The officer suspected it was a crack pipe, so he removed it and told Baker he was under arrest. Most suspects would submit in this situation, but Baker was having none of that; he took off running in an escape attempt that must have lasted a good, solid four or five seconds before the officer corralled him.

In the trial court, Baker argued plausibly that there was no probable cause for the pat-down. Those are conducted for weapons, not contraband, based on a “reasonable, individualized suspicion,” and the officer didn’t suspect that the pipe was a weapon. He explained that he always conducted pat-down searches when he stops pedestrians or bicyclists.

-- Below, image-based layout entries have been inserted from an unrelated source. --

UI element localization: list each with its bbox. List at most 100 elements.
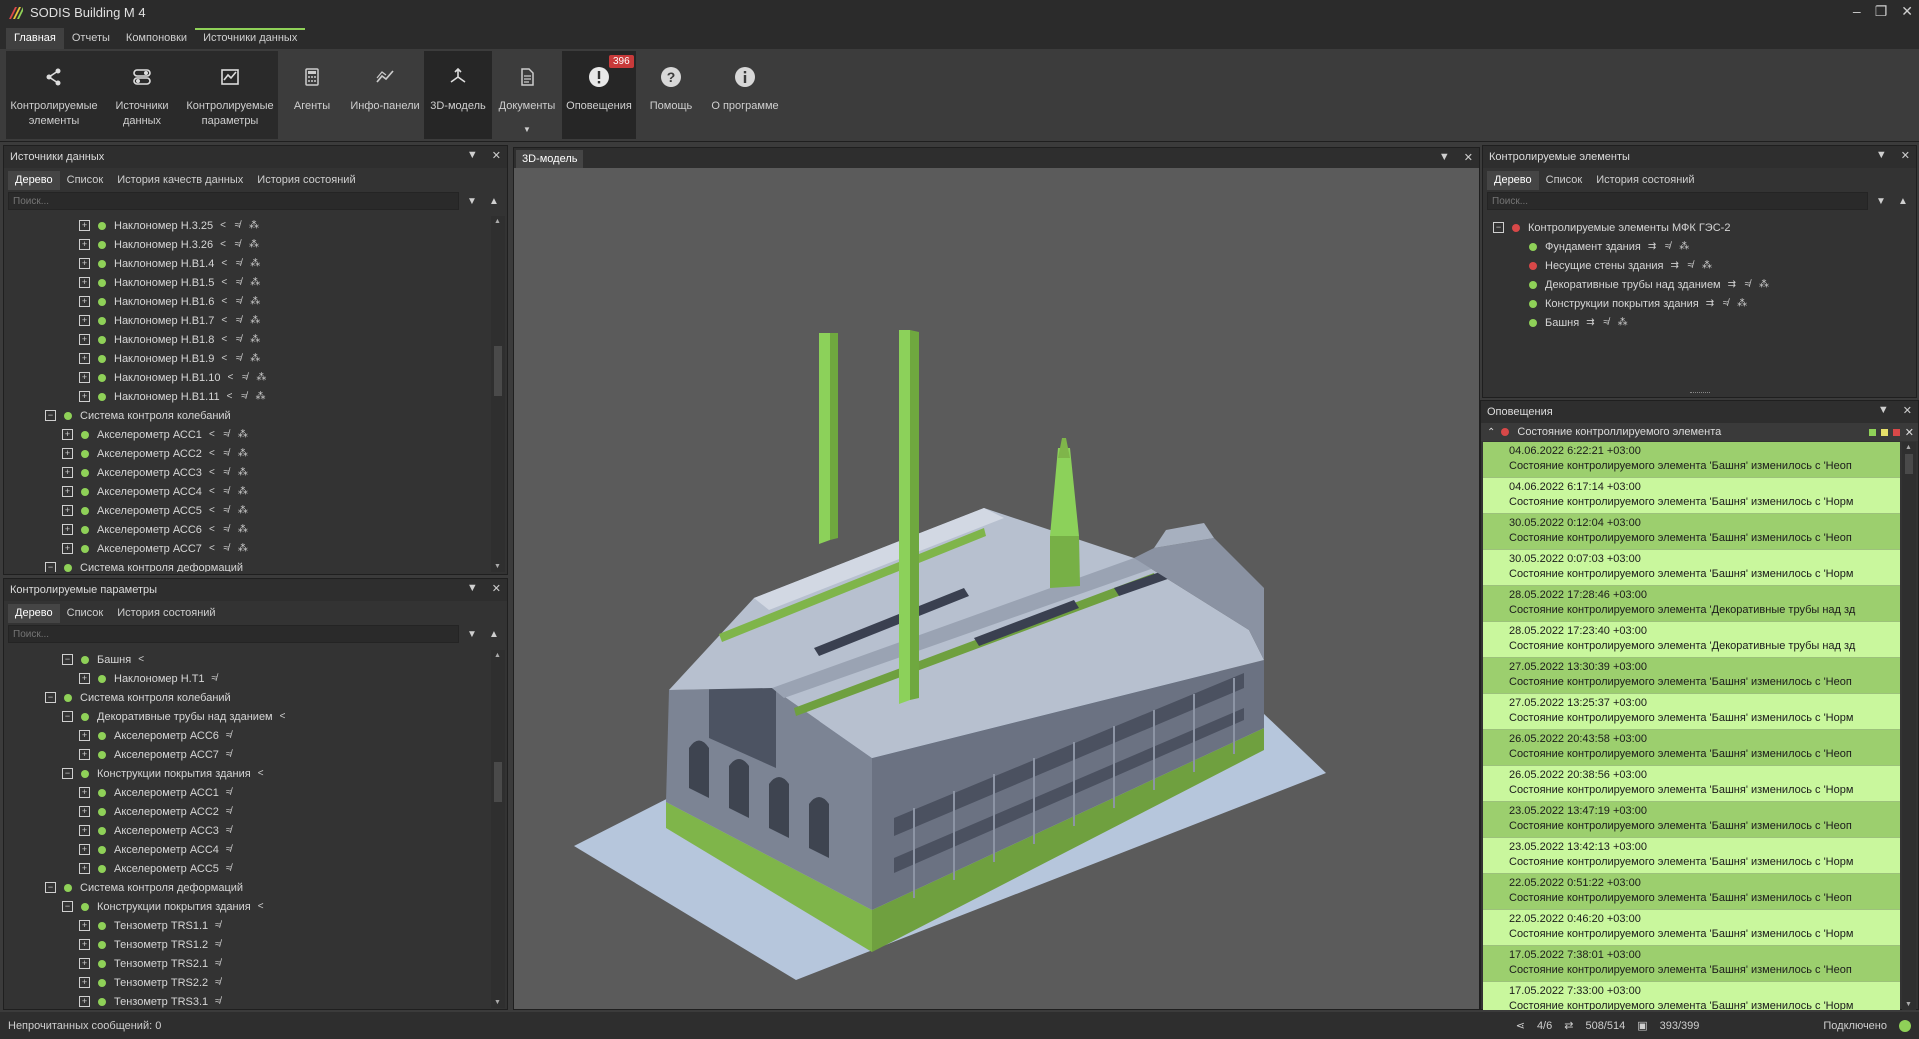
row-action-icons[interactable]: ≉ bbox=[212, 673, 221, 684]
tree-row[interactable]: + Акселерометр АСС7 ≉ bbox=[8, 745, 489, 764]
minimize-button[interactable]: ‒ bbox=[1853, 3, 1861, 20]
expand-icon[interactable]: + bbox=[79, 391, 90, 402]
tab-tree[interactable]: Дерево bbox=[8, 171, 60, 190]
expand-icon[interactable]: + bbox=[62, 505, 73, 516]
expand-icon[interactable]: + bbox=[62, 524, 73, 535]
ribbon-help-button[interactable]: ? Помощь bbox=[636, 51, 706, 139]
expand-icon[interactable]: + bbox=[79, 844, 90, 855]
ribbon-documents-button[interactable]: Документы ▼ bbox=[492, 51, 562, 139]
row-action-icons[interactable]: < ≉ ⁂ bbox=[209, 467, 251, 478]
alert-item[interactable]: 27.05.2022 13:25:37 +03:00 Состояние конт… bbox=[1483, 694, 1900, 730]
tree-row[interactable]: Несущие стены здания ⇉ ≉ ⁂ bbox=[1487, 256, 1898, 275]
menu-tab-layouts[interactable]: Компоновки bbox=[118, 28, 195, 49]
filter-green-icon[interactable] bbox=[1868, 429, 1876, 436]
row-action-icons[interactable]: ≉ bbox=[215, 958, 224, 969]
chevron-down-icon[interactable]: ▼ bbox=[1876, 149, 1887, 162]
filter-red-icon[interactable] bbox=[1892, 429, 1900, 436]
close-icon[interactable]: ✕ bbox=[1903, 404, 1912, 417]
tree-row[interactable]: + Акселерометр АСС7 < ≉ ⁂ bbox=[8, 539, 489, 558]
collapse-icon[interactable]: − bbox=[1493, 222, 1504, 233]
alert-item[interactable]: 30.05.2022 0:07:03 +03:00 Состояние контр… bbox=[1483, 550, 1900, 586]
tree-row[interactable]: + Тензометр TRS3.1 ≉ bbox=[8, 992, 489, 1008]
filter-yellow-icon[interactable] bbox=[1880, 429, 1888, 436]
row-action-icons[interactable]: < ≉ ⁂ bbox=[209, 429, 251, 440]
tree-row[interactable]: + Наклономер Н.В1.9 < ≉ ⁂ bbox=[8, 349, 489, 368]
row-action-icons[interactable]: < ≉ ⁂ bbox=[209, 524, 251, 535]
tree-row[interactable]: + Акселерометр АСС1 < ≉ ⁂ bbox=[8, 425, 489, 444]
menu-tab-main[interactable]: Главная bbox=[6, 28, 64, 49]
building-model[interactable] bbox=[514, 168, 1479, 1009]
row-action-icons[interactable]: < ≉ ⁂ bbox=[209, 505, 251, 516]
alert-item[interactable]: 17.05.2022 7:33:00 +03:00 Состояние контр… bbox=[1483, 982, 1900, 1010]
expand-icon[interactable]: + bbox=[79, 958, 90, 969]
tab-state-history[interactable]: История состояний bbox=[250, 171, 362, 190]
ribbon-3dmodel-button[interactable]: 3D-модель bbox=[424, 51, 492, 139]
expand-icon[interactable]: + bbox=[79, 296, 90, 307]
row-action-icons[interactable]: ≉ bbox=[215, 920, 224, 931]
expand-icon[interactable]: + bbox=[79, 730, 90, 741]
ribbon-datasources-button[interactable]: Источники данных bbox=[102, 51, 182, 139]
maximize-button[interactable]: ❐ bbox=[1875, 3, 1888, 20]
close-icon[interactable]: ✕ bbox=[1901, 149, 1910, 162]
tree-row[interactable]: + Тензометр TRS2.1 ≉ bbox=[8, 954, 489, 973]
row-action-icons[interactable]: < ≉ ⁂ bbox=[221, 315, 263, 326]
row-action-icons[interactable]: ≉ bbox=[215, 977, 224, 988]
tree-row[interactable]: − Башня < bbox=[8, 650, 489, 669]
tree-row[interactable]: − Конструкции покрытия здания < bbox=[8, 897, 489, 916]
tree-row[interactable]: − Система контроля деформаций bbox=[8, 558, 489, 572]
tab-tree[interactable]: Дерево bbox=[1487, 171, 1539, 190]
expand-icon[interactable]: + bbox=[79, 920, 90, 931]
expand-icon[interactable]: + bbox=[79, 353, 90, 364]
tree-row[interactable]: − Система контроля колебаний bbox=[8, 406, 489, 425]
menu-tab-reports[interactable]: Отчеты bbox=[64, 28, 118, 49]
tree-row[interactable]: + Наклономер Н.3.26 < ≉ ⁂ bbox=[8, 235, 489, 254]
expand-icon[interactable]: + bbox=[79, 977, 90, 988]
resize-grip[interactable] bbox=[1690, 392, 1710, 395]
expand-icon[interactable]: + bbox=[79, 863, 90, 874]
expand-icon[interactable]: + bbox=[79, 749, 90, 760]
expand-icon[interactable]: + bbox=[62, 486, 73, 497]
tree-row[interactable]: + Наклономер Н.3.25 < ≉ ⁂ bbox=[8, 216, 489, 235]
tab-3d-model[interactable]: 3D-модель bbox=[516, 150, 584, 168]
search-input[interactable] bbox=[8, 625, 459, 643]
tree-row[interactable]: − Система контроля колебаний bbox=[8, 688, 489, 707]
close-window-button[interactable]: ✕ bbox=[1901, 3, 1913, 20]
row-action-icons[interactable]: ≉ bbox=[226, 825, 235, 836]
collapse-icon[interactable]: − bbox=[45, 692, 56, 703]
tree-row[interactable]: Конструкции покрытия здания ⇉ ≉ ⁂ bbox=[1487, 294, 1898, 313]
tree-row[interactable]: + Наклономер Н.В1.10 < ≉ ⁂ bbox=[8, 368, 489, 387]
row-action-icons[interactable]: < ≉ ⁂ bbox=[221, 353, 263, 364]
row-action-icons[interactable]: < ≉ ⁂ bbox=[209, 486, 251, 497]
tab-tree[interactable]: Дерево bbox=[8, 604, 60, 623]
expand-icon[interactable]: + bbox=[62, 467, 73, 478]
alert-item[interactable]: 23.05.2022 13:42:13 +03:00 Состояние конт… bbox=[1483, 838, 1900, 874]
sort-icon[interactable]: ▲ bbox=[485, 192, 503, 210]
collapse-icon[interactable]: − bbox=[62, 654, 73, 665]
row-action-icons[interactable]: ≉ bbox=[226, 806, 235, 817]
alert-item[interactable]: 17.05.2022 7:38:01 +03:00 Состояние контр… bbox=[1483, 946, 1900, 982]
expand-icon[interactable]: + bbox=[79, 220, 90, 231]
expand-icon[interactable]: + bbox=[79, 806, 90, 817]
chevron-up-icon[interactable]: ⌃ bbox=[1487, 427, 1495, 438]
row-action-icons[interactable]: < ≉ ⁂ bbox=[227, 391, 269, 402]
alert-item[interactable]: 04.06.2022 6:17:14 +03:00 Состояние контр… bbox=[1483, 478, 1900, 514]
filter-icon[interactable]: ▼ bbox=[463, 625, 481, 643]
tab-list[interactable]: Список bbox=[60, 604, 111, 623]
search-input[interactable] bbox=[8, 192, 459, 210]
expand-icon[interactable]: + bbox=[79, 334, 90, 345]
tree-row[interactable]: + Акселерометр АСС5 < ≉ ⁂ bbox=[8, 501, 489, 520]
row-action-icons[interactable]: < ≉ ⁂ bbox=[221, 258, 263, 269]
collapse-icon[interactable]: − bbox=[45, 882, 56, 893]
row-action-icons[interactable]: < ≉ ⁂ bbox=[221, 334, 263, 345]
row-action-icons[interactable]: < bbox=[258, 901, 267, 912]
alert-item[interactable]: 28.05.2022 17:23:40 +03:00 Состояние конт… bbox=[1483, 622, 1900, 658]
tree-row[interactable]: + Акселерометр АСС3 < ≉ ⁂ bbox=[8, 463, 489, 482]
chevron-down-icon[interactable]: ▼ bbox=[467, 582, 478, 595]
tree-row[interactable]: − Система контроля деформаций bbox=[8, 878, 489, 897]
expand-icon[interactable]: + bbox=[79, 372, 90, 383]
tree-row[interactable]: + Акселерометр АСС4 ≉ bbox=[8, 840, 489, 859]
row-action-icons[interactable]: ≉ bbox=[215, 996, 224, 1007]
tree-row[interactable]: + Наклономер Н.В1.11 < ≉ ⁂ bbox=[8, 387, 489, 406]
tree-row[interactable]: + Акселерометр АСС6 ≉ bbox=[8, 726, 489, 745]
tree-row[interactable]: + Акселерометр АСС5 ≉ bbox=[8, 859, 489, 878]
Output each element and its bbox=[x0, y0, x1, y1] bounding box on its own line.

You will note the presence of the troubling word always in that sentence. Hard-and-fast rules that everyone gets searched aren’t likely to find much love in the Fourth Amendment arena, and on appeal, the Commonwealth agreed that the officer didn’t have probable cause. It contended that the discovery of the pipe was inevitable, however, because Baker was headed downtown (well, this case arose in Chesapeake, where there really isn’t a “downtown,” but humor me) for public intoxication, and the search incident to that lawful arrest would have discovered the pipe.

This one looks like it’ll be harder for Baker to parry, but he gets an unexpected win when the panel, citing a Supreme Court of Virginia opinion that’s on all fours, rules that analysis of such an issue is premature. Baker had entered a conditional guilty plea after his motion to suppress had been denied. Based on the court’s ruling on the legitimacy of the search, he now gets to go back to the trial court and decide how to plead. That might result in a very different set of facts, and a jury might not see things the prosecution’s way. The court thus reverses and remands with direction to let Baker reevaluate the wisdom of pleading guilty – something Horace Rumpole assures us that one should never do.